GUINEA-BISSAU: Assistance not sanctions needed to fight drug trade

Wednesday, October 8, 2008

International experts say the UN’s consideration of creating a sanctions panel so close to next month’s scheduled legislative elections could destabilise the country, which has been wracked by repeated coup attempts and increased drug trafficking in recent years.

UN Secretary General Ban Ki-moon’s report stated Guinea Bissau “has graduated from a drugs transit hub to become a major market-place in the drugs trade,” and suffers from “deepening political malaise and the specters of military tension and pressure.”

The UN report wrote organised crime could roll back governance and peace-building progress, and “wreak havoc throughout the country and along its borders.” It also wrote the UN Security Council should discuss setting up a panel to discuss the possibility of “targeted sanctions that would help reverse the current disturbing growth in the drug trafficking crisis in the country".
Bad timing

But an international expert familiar with the situation in Guinea-Bissau, who asked not to be named, told IRIN: “This is not the moment for a sanctions panel. The main objective of the international community in Guinea-Bissau is to promote political stability and ensure elections are held in November. Setting up a panel right now could derail that process.”

Elections are scheduled to take place 16 November, said Zubaida Rasul, senior political affairs officer and Officer-in-Charge at the UN Peacebuilding Office in Guinea Bissau.

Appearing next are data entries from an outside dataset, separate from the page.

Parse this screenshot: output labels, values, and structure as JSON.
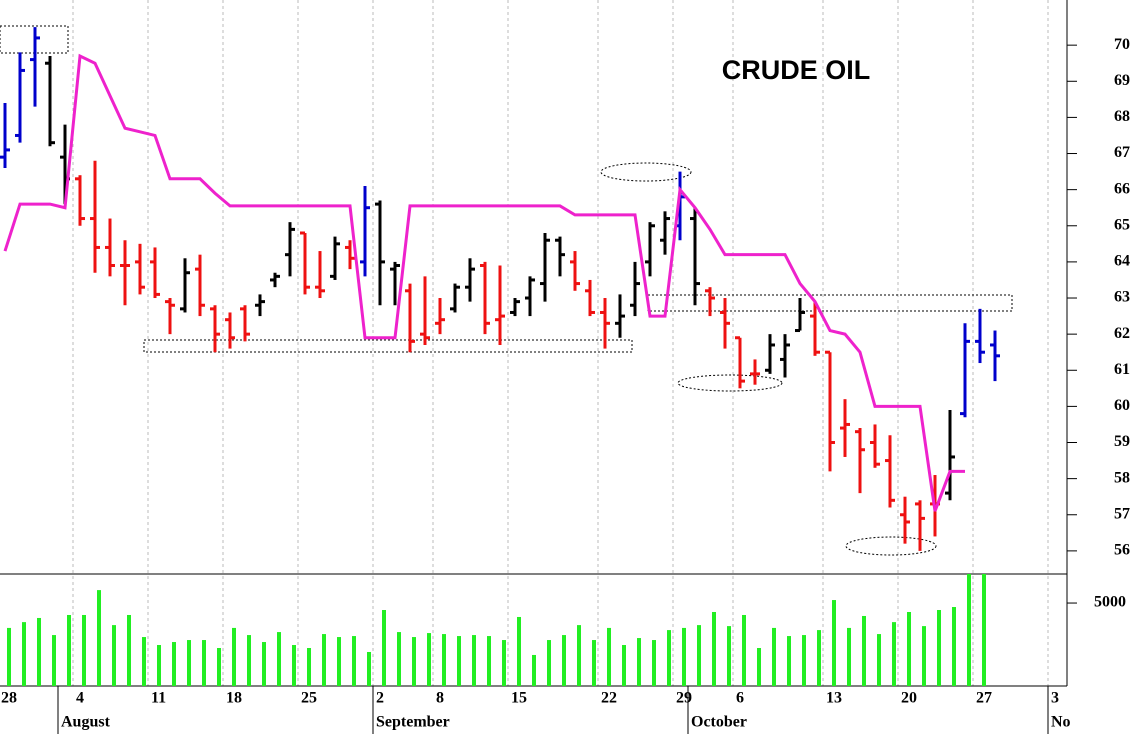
{
  "chart_data": {
    "type": "ohlc",
    "title": "CRUDE OIL",
    "categories": [
      "28",
      null,
      null,
      null,
      null,
      "4",
      null,
      null,
      null,
      null,
      "11",
      null,
      null,
      null,
      null,
      "18",
      null,
      null,
      null,
      null,
      "25",
      null,
      null,
      null,
      null,
      "2",
      null,
      null,
      null,
      "8",
      null,
      null,
      null,
      null,
      "15",
      null,
      null,
      null,
      null,
      null,
      "22",
      null,
      null,
      null,
      null,
      "29",
      null,
      null,
      null,
      "6",
      null,
      null,
      null,
      null,
      null,
      "13",
      null,
      null,
      null,
      null,
      "20",
      null,
      null,
      null,
      null,
      "27",
      null,
      null,
      null,
      null,
      "3"
    ],
    "months": [
      null,
      null,
      null,
      null,
      "August",
      null,
      null,
      null,
      null,
      null,
      null,
      null,
      null,
      null,
      null,
      null,
      null,
      null,
      null,
      null,
      null,
      null,
      null,
      null,
      null,
      "September",
      null,
      null,
      null,
      null,
      null,
      null,
      null,
      null,
      null,
      null,
      null,
      null,
      null,
      null,
      null,
      null,
      null,
      null,
      null,
      null,
      "October",
      null,
      null,
      null,
      null,
      null,
      null,
      null,
      null,
      null,
      null,
      null,
      null,
      null,
      null,
      null,
      null,
      null,
      null,
      null,
      null,
      null,
      null,
      null,
      "No"
    ],
    "open": [
      66.9,
      67.5,
      69.6,
      69.5,
      66.9,
      66.3,
      65.2,
      64.4,
      63.9,
      64.0,
      64.0,
      62.9,
      62.7,
      63.8,
      62.7,
      62.4,
      62.7,
      62.8,
      63.5,
      64.2,
      64.8,
      63.3,
      63.6,
      64.4,
      64.0,
      65.6,
      63.8,
      63.2,
      62.0,
      62.3,
      62.7,
      63.3,
      63.9,
      62.4,
      62.6,
      63.0,
      63.4,
      64.6,
      64.0,
      63.2,
      62.6,
      62.3,
      62.8,
      64.0,
      64.6,
      65.0,
      65.2,
      63.2,
      62.6,
      61.9,
      60.9,
      61.0,
      61.3,
      62.1,
      62.5,
      61.5,
      59.4,
      59.3,
      59.0,
      58.5,
      57.0,
      57.3,
      57.3,
      57.6,
      59.8,
      61.8,
      61.7,
      null,
      null,
      null,
      null
    ],
    "high": [
      68.4,
      69.8,
      70.5,
      69.7,
      67.8,
      66.4,
      66.8,
      65.2,
      64.6,
      64.5,
      64.4,
      63.0,
      64.1,
      64.2,
      62.8,
      62.6,
      62.8,
      63.1,
      63.7,
      65.1,
      64.8,
      64.3,
      64.7,
      64.6,
      66.1,
      65.7,
      64.0,
      63.4,
      63.6,
      63.0,
      63.4,
      64.1,
      64.0,
      63.9,
      63.0,
      63.6,
      64.8,
      64.7,
      64.3,
      63.5,
      63.0,
      63.1,
      64.0,
      65.1,
      65.4,
      66.5,
      65.5,
      63.3,
      63.0,
      61.9,
      61.3,
      62.0,
      62.0,
      63.0,
      62.9,
      61.5,
      60.2,
      59.4,
      59.5,
      59.2,
      57.5,
      57.4,
      58.1,
      59.9,
      62.3,
      62.7,
      62.1,
      null,
      null,
      null,
      null
    ],
    "low": [
      66.6,
      67.3,
      68.3,
      67.2,
      65.6,
      65.0,
      63.7,
      63.6,
      62.8,
      63.1,
      63.0,
      62.0,
      62.6,
      62.5,
      61.5,
      61.6,
      61.8,
      62.5,
      63.3,
      63.6,
      63.1,
      63.0,
      63.5,
      63.8,
      63.6,
      62.8,
      62.8,
      61.5,
      61.7,
      62.0,
      62.6,
      62.9,
      62.0,
      61.7,
      62.5,
      62.5,
      62.9,
      63.6,
      63.2,
      62.5,
      61.6,
      61.9,
      62.5,
      63.6,
      64.2,
      64.6,
      62.8,
      62.5,
      61.6,
      60.5,
      60.6,
      60.9,
      60.8,
      62.1,
      61.4,
      58.2,
      58.6,
      57.6,
      58.3,
      57.2,
      56.2,
      56.0,
      56.4,
      57.4,
      59.7,
      61.2,
      60.7,
      null,
      null,
      null,
      null
    ],
    "close": [
      67.1,
      69.3,
      70.2,
      67.3,
      66.3,
      65.2,
      64.4,
      63.9,
      63.9,
      63.3,
      63.1,
      62.8,
      63.7,
      62.8,
      62.0,
      61.9,
      62.0,
      62.9,
      63.6,
      64.9,
      63.3,
      63.2,
      64.5,
      64.1,
      65.5,
      64.0,
      63.9,
      61.8,
      61.9,
      62.4,
      63.3,
      63.8,
      62.3,
      62.5,
      62.9,
      63.5,
      64.6,
      64.2,
      63.4,
      62.6,
      62.3,
      62.5,
      63.4,
      65.0,
      65.2,
      65.8,
      63.4,
      63.0,
      62.3,
      60.7,
      60.9,
      61.7,
      61.7,
      62.6,
      61.5,
      59.0,
      59.5,
      58.8,
      58.4,
      57.4,
      56.8,
      56.9,
      57.3,
      58.6,
      61.8,
      61.5,
      61.4,
      null,
      null,
      null,
      null
    ],
    "bar_colors": [
      "#0000cc",
      "#0000cc",
      "#0000cc",
      "#000000",
      "#000000",
      "#ee1111",
      "#ee1111",
      "#ee1111",
      "#ee1111",
      "#ee1111",
      "#ee1111",
      "#ee1111",
      "#000000",
      "#ee1111",
      "#ee1111",
      "#ee1111",
      "#ee1111",
      "#000000",
      "#000000",
      "#000000",
      "#ee1111",
      "#ee1111",
      "#000000",
      "#ee1111",
      "#0000cc",
      "#000000",
      "#000000",
      "#ee1111",
      "#ee1111",
      "#ee1111",
      "#000000",
      "#000000",
      "#ee1111",
      "#ee1111",
      "#000000",
      "#000000",
      "#000000",
      "#000000",
      "#ee1111",
      "#ee1111",
      "#ee1111",
      "#000000",
      "#000000",
      "#000000",
      "#000000",
      "#0000cc",
      "#000000",
      "#ee1111",
      "#ee1111",
      "#ee1111",
      "#ee1111",
      "#000000",
      "#000000",
      "#000000",
      "#ee1111",
      "#ee1111",
      "#ee1111",
      "#ee1111",
      "#ee1111",
      "#ee1111",
      "#ee1111",
      "#ee1111",
      "#ee1111",
      "#000000",
      "#0000cc",
      "#0000cc",
      "#0000cc",
      null,
      null,
      null,
      null
    ],
    "line": {
      "color": "#ee22cc",
      "values": [
        64.3,
        65.6,
        65.6,
        65.6,
        65.5,
        69.7,
        69.5,
        68.6,
        67.7,
        67.6,
        67.5,
        66.3,
        66.3,
        66.3,
        65.9,
        65.55,
        65.55,
        65.55,
        65.55,
        65.55,
        65.55,
        65.55,
        65.55,
        65.55,
        61.9,
        61.9,
        61.9,
        65.55,
        65.55,
        65.55,
        65.55,
        65.55,
        65.55,
        65.55,
        65.55,
        65.55,
        65.55,
        65.55,
        65.3,
        65.3,
        65.3,
        65.3,
        65.3,
        62.5,
        62.5,
        66.0,
        65.5,
        64.9,
        64.2,
        64.2,
        64.2,
        64.2,
        64.2,
        63.4,
        62.9,
        62.1,
        62.0,
        61.5,
        60.0,
        60.0,
        60.0,
        60.0,
        57.1,
        58.2,
        58.2,
        null,
        null,
        null,
        null,
        null,
        null
      ]
    },
    "ylim": [
      55.36,
      71.25
    ],
    "yticks": [
      56,
      57,
      58,
      59,
      60,
      61,
      62,
      63,
      64,
      65,
      66,
      67,
      68,
      69,
      70
    ],
    "volume": {
      "color": "#22ee22",
      "values": [
        3500,
        3850,
        4100,
        3070,
        4280,
        4280,
        5780,
        3670,
        4280,
        2950,
        2470,
        2650,
        2770,
        2770,
        2290,
        3500,
        3070,
        2650,
        3250,
        2470,
        2290,
        3130,
        2950,
        3010,
        2050,
        4580,
        3250,
        2950,
        3190,
        3130,
        3010,
        3070,
        3010,
        2770,
        4160,
        1870,
        2770,
        3070,
        3670,
        2770,
        3500,
        2470,
        2890,
        2770,
        3370,
        3500,
        3670,
        4460,
        3610,
        4280,
        2290,
        3500,
        3010,
        3070,
        3370,
        5180,
        3500,
        4220,
        3130,
        3850,
        4460,
        3610,
        4580,
        4760,
        6750,
        6750,
        null,
        null,
        null,
        null,
        null
      ],
      "ylim": [
        0,
        6750
      ],
      "yticks": [
        5000
      ]
    },
    "grid": true
  }
}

According to her, election plans are on track: the Supreme Court has approved a list of 21 political parties expected to take part in the legislative elections; ballots are expected by 27 October, after which 2,700 voter stations will be set up nationwide. The European Union has confirmed it will send election observers.


According to Antonio Mazzitelli, West Africa’s representative of the UN Office on Drugs and Crime (UNODC), the government is making progress against drug trafficking in Guinea-Bissau.

“At the highest level, the political leadership has proved to be on the right track by retaining key ministers who are running the anti-narcotics and security fight,” Mazzitelli said. He continued, “The past three prime ministers have put a crackdown on drugs, [making] rule of law and security their priorities…the few advances that have been made in this country have been in these areas.”

He cited the fact that international monitors were allowed to search a plane alleged to have been transporting drugs that was seized at the airport in July, “Nothing as such would have been possible 15 months ago,” he said.

Numerous reports including a July International Crisis Group briefing have implicated members of the Guinea-Bissau military in the drug trafficking trade.

Instability is still rife in the country. Since the beginning of the year, in addition to the ongoing drugs trade, there has been an alleged coup attempt in August, and an increase in petty crime in Bissau, according to Zubaida Rasul.

Public sector workers are currently on strike in the capital, demanding back-pay.

But Rasul said some of these incidents can be interpreted positively. “The terrorists were arrested; the plane was investigated. This shows a willingness and determination on the part of the government to pursue a course of correction.”

According to Mazzitelli, increased international scrutiny on the drugs trade in Guinea-Bissau is having an impact. “The high attention the international community and the press is giving to the drug issue in Guinea Bissau is forcing some international traffickers to gradually relocate their trade to other countries in the region.”

And it is still individuals, he said, rather than whole institutions that are involved in the drugs trade.

“I do not believe there are many criminals in Guinea-Bissau – rather, there are many people who have taken advantage of the situation there.”

Different approach

Rather than brandishing sticks, Mazzitelli thinks the international community should continue to support Guinea Bissau’s government  efforts to reform its security sector and tackle drugs crime.

He cited as an example of such support, assistance by the South African government to the Ministry of Justice’s police force, which has been on the front lines in Guinea Bissau’s drug war.

Mazzitelli pointed to the work that the UN Peacebuilding Support Office in Guinea Bissau (UNOGBIS) is doing to support elections as well as its forthcoming “quick impact projects” such as rehabilitating detention centres and military barracks, to promote stability in the country.

Rasul said major donors, the UN and international financial institutions need to increase these efforts. “I think the first action should be to support government structures to deal with the menace in a positive manner and this can be followed up by punitive measures. The lack of government capacity to protect the country and its borders from the proliferation of crime is the problem and it is the UN and donors job to help it overcome them.”

But Mazzitelli stressed it will take time for the government to overcome these problems. “We must not fall into the trap of expecting an immediate change – we are winning individual battles but the war will be long,” he concluded.